Ensure your environment is set up following our INSTALL.md and your data is prepared following our DATASETS.md. You can then launch MAE & CLIP/FLIP pretraining in our default configuration as shown below:
python run_pretraining_clip.py \
--config-name pretraining_clip \
--multirun \
run=64gpu \
hydra.sweep.dir=/path/to/experiment/folder \
optim.batch_size=8 \
data.base_data_dir=/path/to/base/data/dir \
data.dataset_names=youtube-asl,how2sign
To run only CLIP/FLIP pretraining without MAE, you can pass model.no_mae=true
.
The example here is to run on A100 GPUs. Depending on your setup, you can tweak the batch size and run-config.

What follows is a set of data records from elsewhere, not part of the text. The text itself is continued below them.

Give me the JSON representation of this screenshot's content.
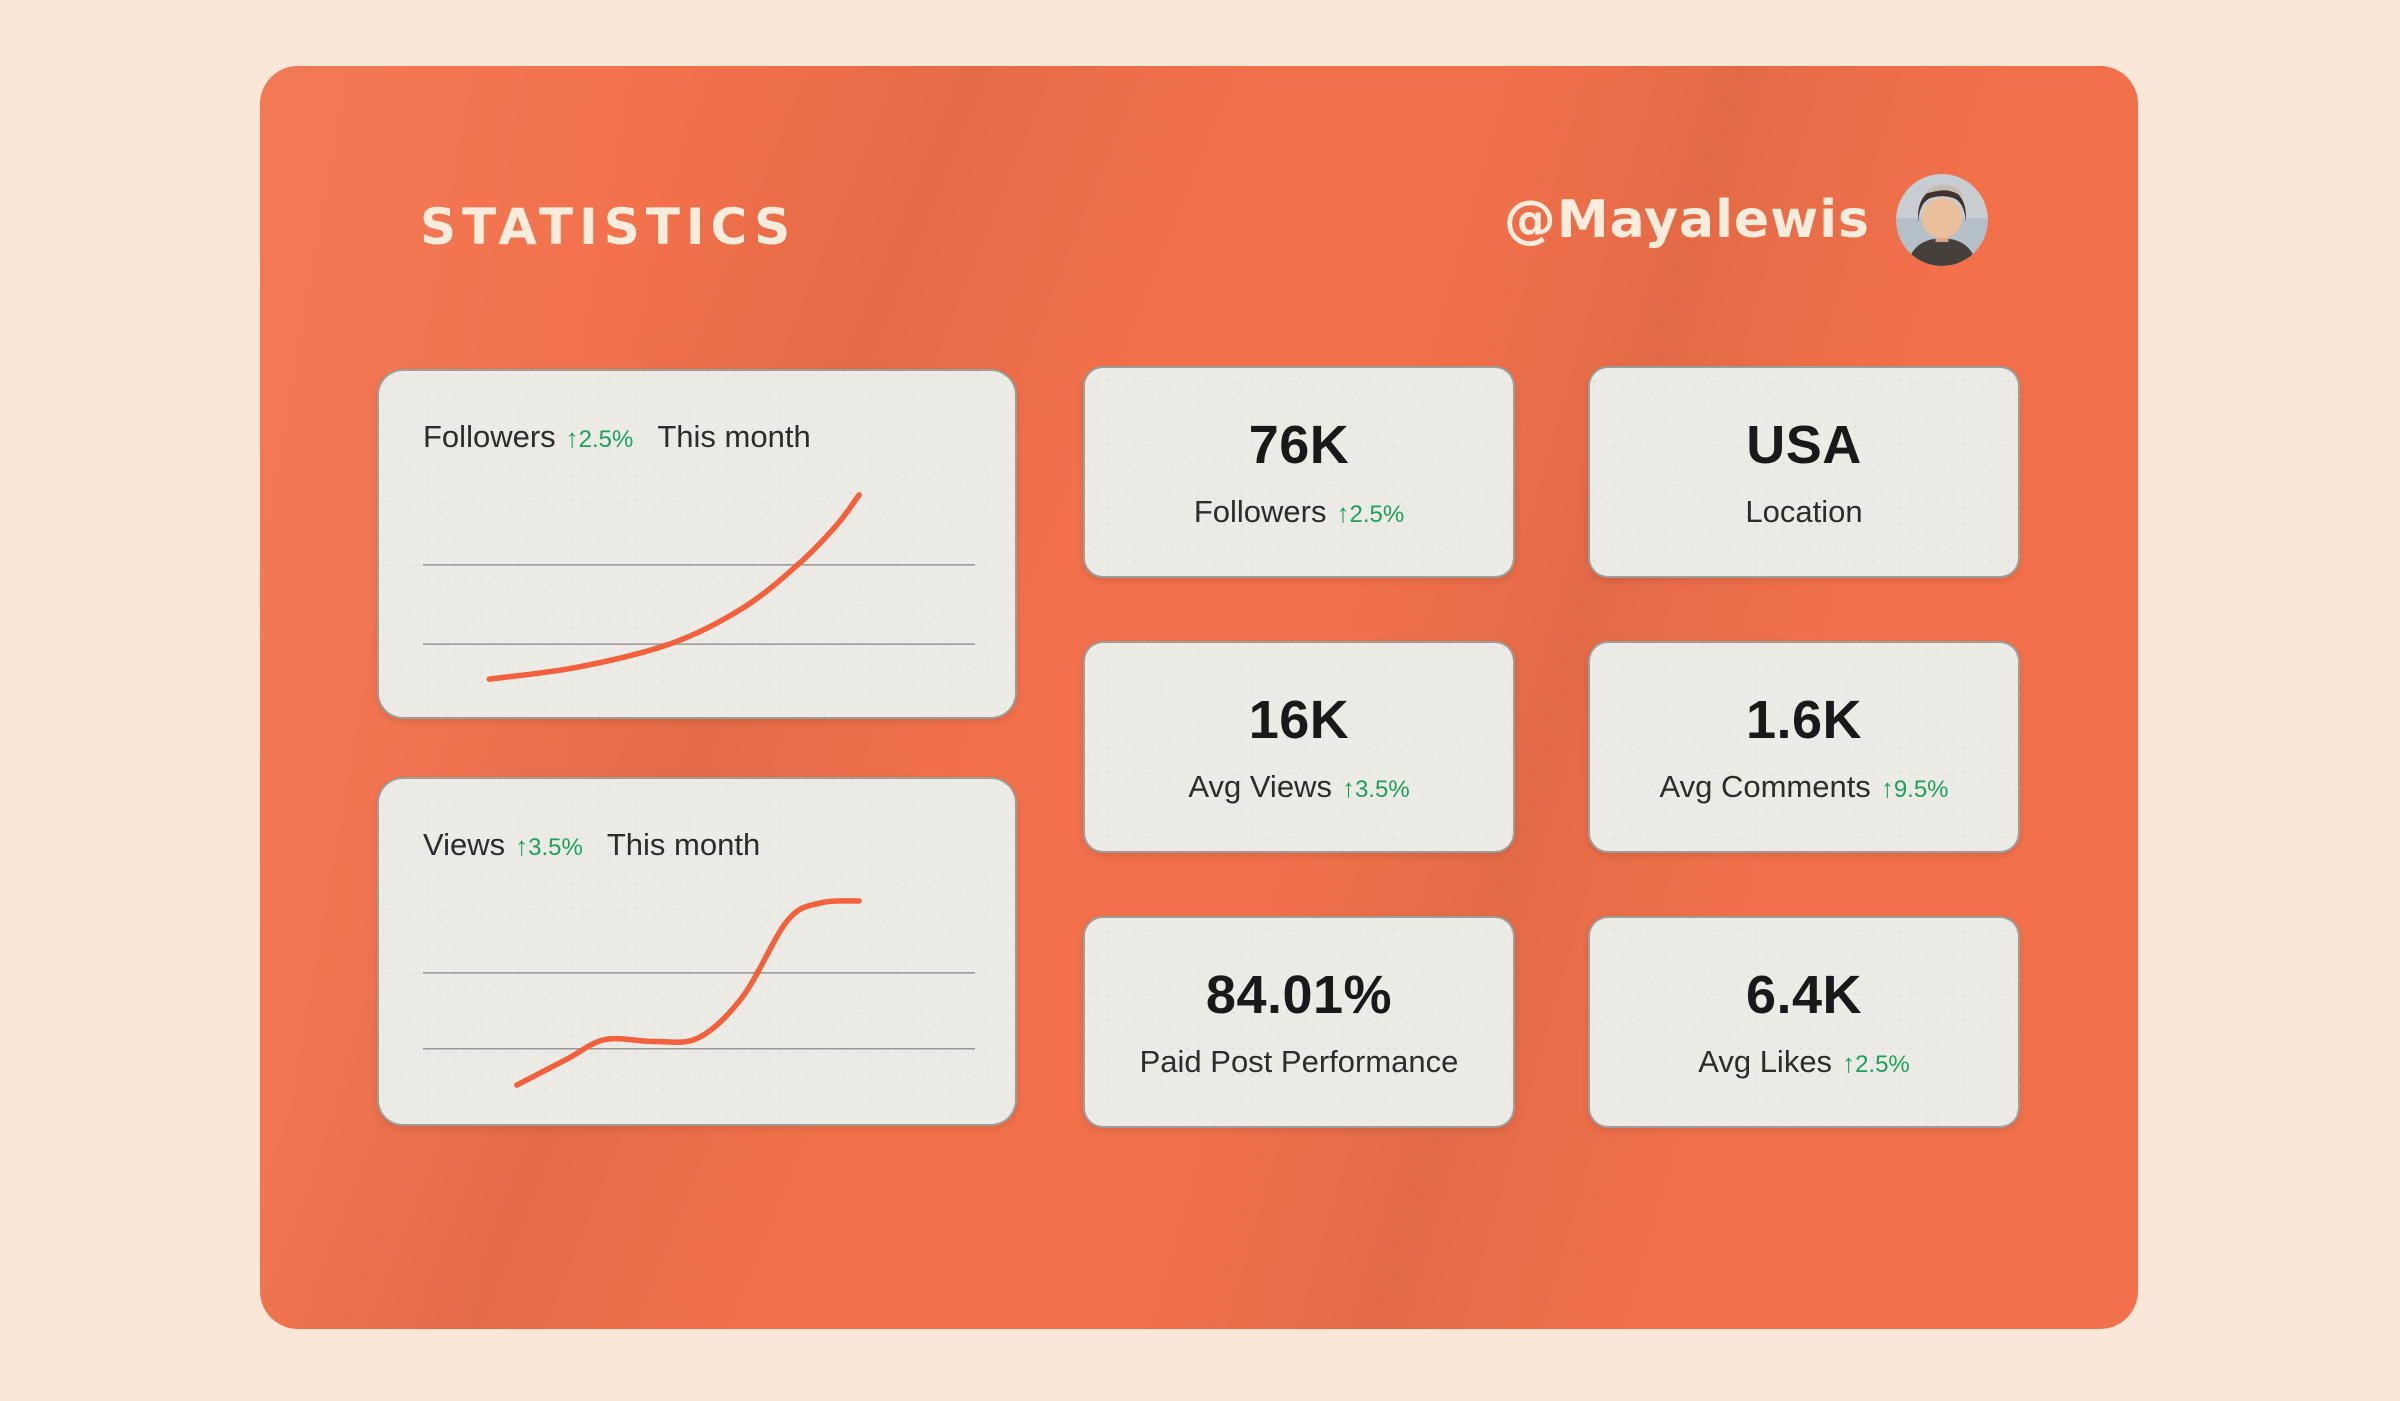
{
  "header": {
    "title": "STATISTICS",
    "handle": "@Mayalewis"
  },
  "icons": {
    "up_arrow": "↑",
    "avatar": "profile-photo"
  },
  "colors": {
    "page_background": "#FBE7D7",
    "panel": "#F2714B",
    "card": "#EDEBE5",
    "accent_line": "#F2603C",
    "positive_green": "#1CA05C",
    "text_dark": "#1F1F1F",
    "title_cream": "#F8EDDC"
  },
  "charts": [
    {
      "label": "Followers",
      "delta": "2.5%",
      "period": "This month",
      "chart_data": {
        "type": "line",
        "title": "Followers This month",
        "series": [
          {
            "name": "Followers",
            "points": [
              [
                12,
                4
              ],
              [
                28,
                10
              ],
              [
                45,
                22
              ],
              [
                58,
                40
              ],
              [
                68,
                62
              ],
              [
                75,
                82
              ],
              [
                79,
                97
              ]
            ]
          }
        ],
        "x_range": [
          0,
          100
        ],
        "y_range": [
          0,
          100
        ],
        "axes_labeled": false,
        "grid": "2 horizontal gridlines",
        "legend": "none",
        "line_color": "#F2603C",
        "trend": "smooth accelerating increase"
      }
    },
    {
      "label": "Views",
      "delta": "3.5%",
      "period": "This month",
      "chart_data": {
        "type": "line",
        "title": "Views This month",
        "series": [
          {
            "name": "Views",
            "points": [
              [
                17,
                5
              ],
              [
                26,
                18
              ],
              [
                33,
                28
              ],
              [
                42,
                27
              ],
              [
                50,
                29
              ],
              [
                58,
                50
              ],
              [
                66,
                88
              ],
              [
                72,
                97
              ],
              [
                79,
                98
              ]
            ]
          }
        ],
        "x_range": [
          0,
          100
        ],
        "y_range": [
          0,
          100
        ],
        "axes_labeled": false,
        "grid": "2 horizontal gridlines",
        "legend": "none",
        "line_color": "#F2603C",
        "trend": "rise, mid plateau, steep rise, flattens at top"
      }
    }
  ],
  "stats": [
    {
      "value": "76K",
      "label": "Followers",
      "delta": "2.5%"
    },
    {
      "value": "USA",
      "label": "Location",
      "delta": ""
    },
    {
      "value": "16K",
      "label": "Avg Views",
      "delta": "3.5%"
    },
    {
      "value": "1.6K",
      "label": "Avg Comments",
      "delta": "9.5%"
    },
    {
      "value": "84.01%",
      "label": "Paid Post Performance",
      "delta": ""
    },
    {
      "value": "6.4K",
      "label": "Avg Likes",
      "delta": "2.5%"
    }
  ]
}
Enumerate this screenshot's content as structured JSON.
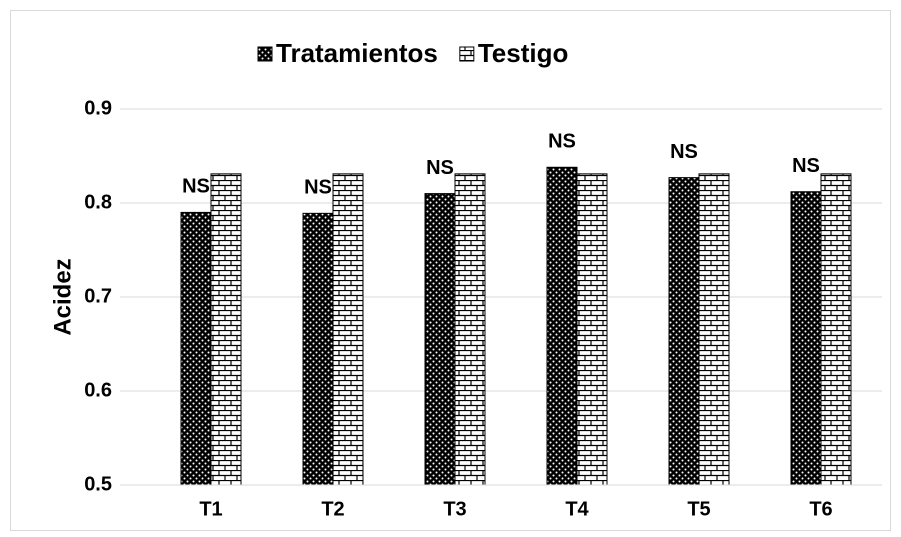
{
  "chart_data": {
    "type": "bar",
    "ylabel": "Acidez",
    "categories": [
      "T1",
      "T2",
      "T3",
      "T4",
      "T5",
      "T6"
    ],
    "series": [
      {
        "name": "Tratamientos",
        "color": "#000000",
        "pattern": "dots",
        "values": [
          0.79,
          0.789,
          0.81,
          0.838,
          0.827,
          0.812
        ]
      },
      {
        "name": "Testigo",
        "color": "#ffffff",
        "pattern": "bricks",
        "values": [
          0.831,
          0.831,
          0.831,
          0.831,
          0.831,
          0.831
        ]
      }
    ],
    "annotations": [
      "NS",
      "NS",
      "NS",
      "NS",
      "NS",
      "NS"
    ],
    "ylim": [
      0.5,
      0.9
    ],
    "yticks": [
      0.5,
      0.6,
      0.7,
      0.8,
      0.9
    ],
    "grid": true,
    "legend": "top"
  }
}
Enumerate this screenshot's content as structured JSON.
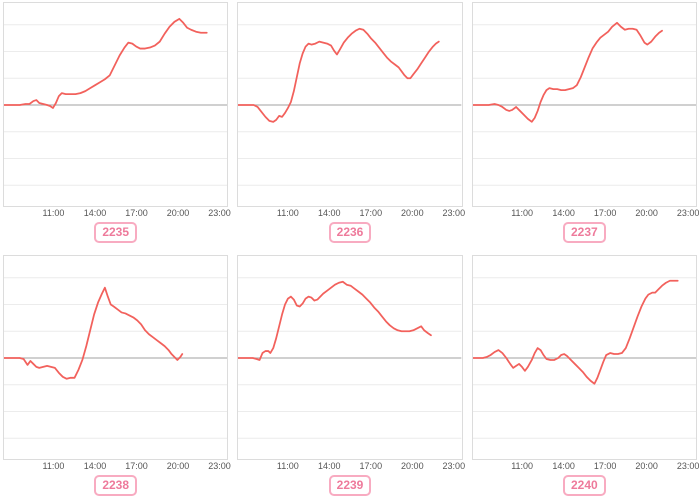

For CLIP/FLIP training, we currently do not support gradient accumulation, but we encourage adding it (note that gradient accumulation is not immediately compatible with the CLIP contrastive loss where the loss is computed over all parallel workers but not across batches). When adjusting the batch size without gradient accumulation, make sure to also adjust the learning rate accordingly, e.g. following the linear scaling rule.
You can find all default and configurable parameters in ../configs/pretraining_clip.yaml and in the hydra dataclasses in run_pretraining_clip.py.